Telecommunications Minister Boutros Harb has unveiled a five-year plan to revamp Lebanon’s telecoms infrastructure, assuring that Internet users across the country would enjoy fiber-optic connectivity by the year 2020.
“Fiber optic networks will be installed in Lebanon progressively over five years and the country will be totally connected through this technology by the year 2020,” Harb said during a ceremony held at the Grand Serail and attended by Prime Minister Tammam Salam, ministers, ambassadors, and representatives of the private sector and the media.
Harb said the ministry would also roll out 4G services to cover the whole country in two years, in preparation for the launching of the 5G connection by the year 2020.
The minister said that only 16% of Lebanon is currently covered by a 4G connection, while most of the country is still working on 2G and 3G, adding that the cost of implementing this new five-year plan was not too high compared to the losses incurred by Lebanon in the absence of such an important technology.
“The project will cost over $600 million but it will be fully covered by the budget of the Telecommunications Ministry and this project will attract foreign investments to Lebanon while providing new job opportunities. This is why we are urging CSOs (civil society organisations), local institutions, municipalities and the media to play a role in spreading this culture and informing people about the benefits of such a plan,” Harb said.
Harb slashed the prices of communication and Internet services within weeks of replacing former Telecommunications Minister Nicolas Sehnaoui, reducing tariffs on local and international calls and cellular fees.
The new changes resulted in an increase in the number of landline subscribers by 120,000 over a year and a half, while the number of digital line (DSL) subscribers went up by 100,000 for the same period of time, according to Harb.
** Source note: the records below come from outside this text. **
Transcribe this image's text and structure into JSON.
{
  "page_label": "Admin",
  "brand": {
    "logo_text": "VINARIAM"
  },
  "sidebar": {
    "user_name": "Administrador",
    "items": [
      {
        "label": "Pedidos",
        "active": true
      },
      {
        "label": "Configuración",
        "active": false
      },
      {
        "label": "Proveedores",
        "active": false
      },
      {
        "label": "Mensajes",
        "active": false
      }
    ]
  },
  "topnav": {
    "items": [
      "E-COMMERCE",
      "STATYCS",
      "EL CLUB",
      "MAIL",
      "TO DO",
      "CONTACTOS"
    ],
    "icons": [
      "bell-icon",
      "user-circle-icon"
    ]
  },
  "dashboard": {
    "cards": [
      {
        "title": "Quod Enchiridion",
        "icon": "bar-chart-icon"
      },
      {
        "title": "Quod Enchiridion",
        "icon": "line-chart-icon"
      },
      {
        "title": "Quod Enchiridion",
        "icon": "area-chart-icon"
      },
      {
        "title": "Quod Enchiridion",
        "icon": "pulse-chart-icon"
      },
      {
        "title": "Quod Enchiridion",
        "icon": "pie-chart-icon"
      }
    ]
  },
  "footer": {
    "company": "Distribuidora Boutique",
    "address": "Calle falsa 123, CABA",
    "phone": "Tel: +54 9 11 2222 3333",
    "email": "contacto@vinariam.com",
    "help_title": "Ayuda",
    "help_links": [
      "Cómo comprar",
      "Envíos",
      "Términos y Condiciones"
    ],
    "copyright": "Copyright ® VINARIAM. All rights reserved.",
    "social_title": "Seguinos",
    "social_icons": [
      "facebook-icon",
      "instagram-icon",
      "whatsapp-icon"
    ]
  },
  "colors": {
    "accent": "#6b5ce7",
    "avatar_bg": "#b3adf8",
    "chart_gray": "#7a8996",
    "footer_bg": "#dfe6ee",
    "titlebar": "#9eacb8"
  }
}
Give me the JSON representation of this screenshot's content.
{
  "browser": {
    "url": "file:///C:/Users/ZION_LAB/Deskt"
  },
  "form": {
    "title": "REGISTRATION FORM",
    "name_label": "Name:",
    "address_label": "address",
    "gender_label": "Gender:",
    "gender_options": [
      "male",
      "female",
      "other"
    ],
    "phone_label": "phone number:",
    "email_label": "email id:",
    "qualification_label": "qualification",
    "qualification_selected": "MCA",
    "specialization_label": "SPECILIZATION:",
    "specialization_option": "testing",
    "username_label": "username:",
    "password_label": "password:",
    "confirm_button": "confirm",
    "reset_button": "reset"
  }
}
These changes led to an increase in Internet penetration from 70% in 2013 to 86% in 2015,”
Among the major changes implemented by Harb in the past few months is the creation of technical workshops for connecting fiber optics to more than 40 new centers in rural areas. A fiber-optic network already exists in Lebanon but for the time being it only connects centres together.
Head of state-owned telecoms operator Ogero, Abdel Moneim Youssef, said that Lebanon has used 15,Gb in 2007 compared to 45m Gb in 2010, 155m Gb and 310m Gb in 2014.
“We still have hopes to seize the opportunity in five years to promote and enhance our connectivity as fast as possible in order not to be taken back by the great wave of data,” he concluded.